Veo a mi madre, cocinando paella, tomando el sol en la terraza de nuestro primer piso, en los años 80. Veo a mi padre con las manos sucias, a mi abuela haciendo punto de cruz y una guerra de almohadas con mis primos. Me veo abriendo regalos de navidad: el Spectrum, la Master System y la Super Nintendo. Veo desayunos con churros, veo Critters en VHS, veo reuniones familiares. Y me veo en clase, sentado en un pupitre verde, memorizando ríos, afluentes, sierras y cordilleras, cosas que nunca me han servido para nada. Juego con mis compañeros a las canicas, a la peonza y a baloncesto. Quedamos a las cinco detrás de la iglesia y nos damos de hostias. Veo series de dibujos animados y amores infantiles. En el instituto, recuerdo algunos libros que me cambiaron la vida, chicas a las que creí querer, cerveza y cigarrillos. Veo Historias del Kronen y oigo a Extremoduro. Y en la universidad veo luz y nubes de algodón; veo apuntes, bufandas, carpetas... Veo un agradable invierno. Veo a Ana.
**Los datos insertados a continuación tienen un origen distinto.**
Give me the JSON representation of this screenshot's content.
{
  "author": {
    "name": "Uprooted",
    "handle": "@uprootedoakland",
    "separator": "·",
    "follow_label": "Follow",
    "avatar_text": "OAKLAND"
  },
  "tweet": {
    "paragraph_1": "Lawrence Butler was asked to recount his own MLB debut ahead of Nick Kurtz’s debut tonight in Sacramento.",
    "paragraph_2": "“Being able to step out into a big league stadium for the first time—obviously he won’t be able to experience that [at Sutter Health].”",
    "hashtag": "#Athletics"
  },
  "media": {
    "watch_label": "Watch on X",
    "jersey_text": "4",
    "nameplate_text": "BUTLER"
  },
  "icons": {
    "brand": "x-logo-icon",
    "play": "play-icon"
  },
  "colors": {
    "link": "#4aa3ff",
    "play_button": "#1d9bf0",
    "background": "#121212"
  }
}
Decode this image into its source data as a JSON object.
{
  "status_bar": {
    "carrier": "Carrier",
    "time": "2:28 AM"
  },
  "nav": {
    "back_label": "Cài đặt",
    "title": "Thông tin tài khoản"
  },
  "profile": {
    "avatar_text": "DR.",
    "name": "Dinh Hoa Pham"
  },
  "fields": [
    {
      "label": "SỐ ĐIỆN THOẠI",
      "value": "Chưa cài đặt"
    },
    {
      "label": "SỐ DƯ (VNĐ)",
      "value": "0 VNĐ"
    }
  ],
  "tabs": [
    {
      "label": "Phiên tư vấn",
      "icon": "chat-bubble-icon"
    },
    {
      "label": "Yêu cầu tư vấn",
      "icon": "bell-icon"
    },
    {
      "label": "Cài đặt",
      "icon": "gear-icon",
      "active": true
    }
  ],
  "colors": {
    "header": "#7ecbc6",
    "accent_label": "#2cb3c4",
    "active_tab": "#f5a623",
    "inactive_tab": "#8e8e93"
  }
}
Le doy un sorbo a mi copa y abro el paquete. Encuentro lo esperado: una jeringuilla y un tubo de goma elástica. Sé lo que hay en esa jeringuilla. Hay un suero adormecedor y un puñado de micromierdas biotecnológicas que me van a abrasar el cerebro.

Estoy a punto de olvidar muchas cosas. Todo por el plan.

Le doy otro sorbo a mi copa y me coloco la goma en el brazo, y la aprieto hasta que mis venas piden clemencia. Y me inyecto el mejunje. No es difícil, se lo he hecho a mucha gente antes. Además, es como cuando iba al médico de pequeño. Esto de las inyecciones no ha cambiado mucho, no aquí en la periferia. La única diferencia es que ya no hace falta alcohol para desinfectar, la solución que contiene la jeringuilla lo mata todo.

Así que ya está, el plan está en marcha. Me acomodo en el sofá a esperar la llamada, con mi copa, con mis grandes éxitos sonado hexagónicamente.

—Llamada entrante, Alberto.
—Gracias, Pam.

Un agudísimo pitido, que me ensordece.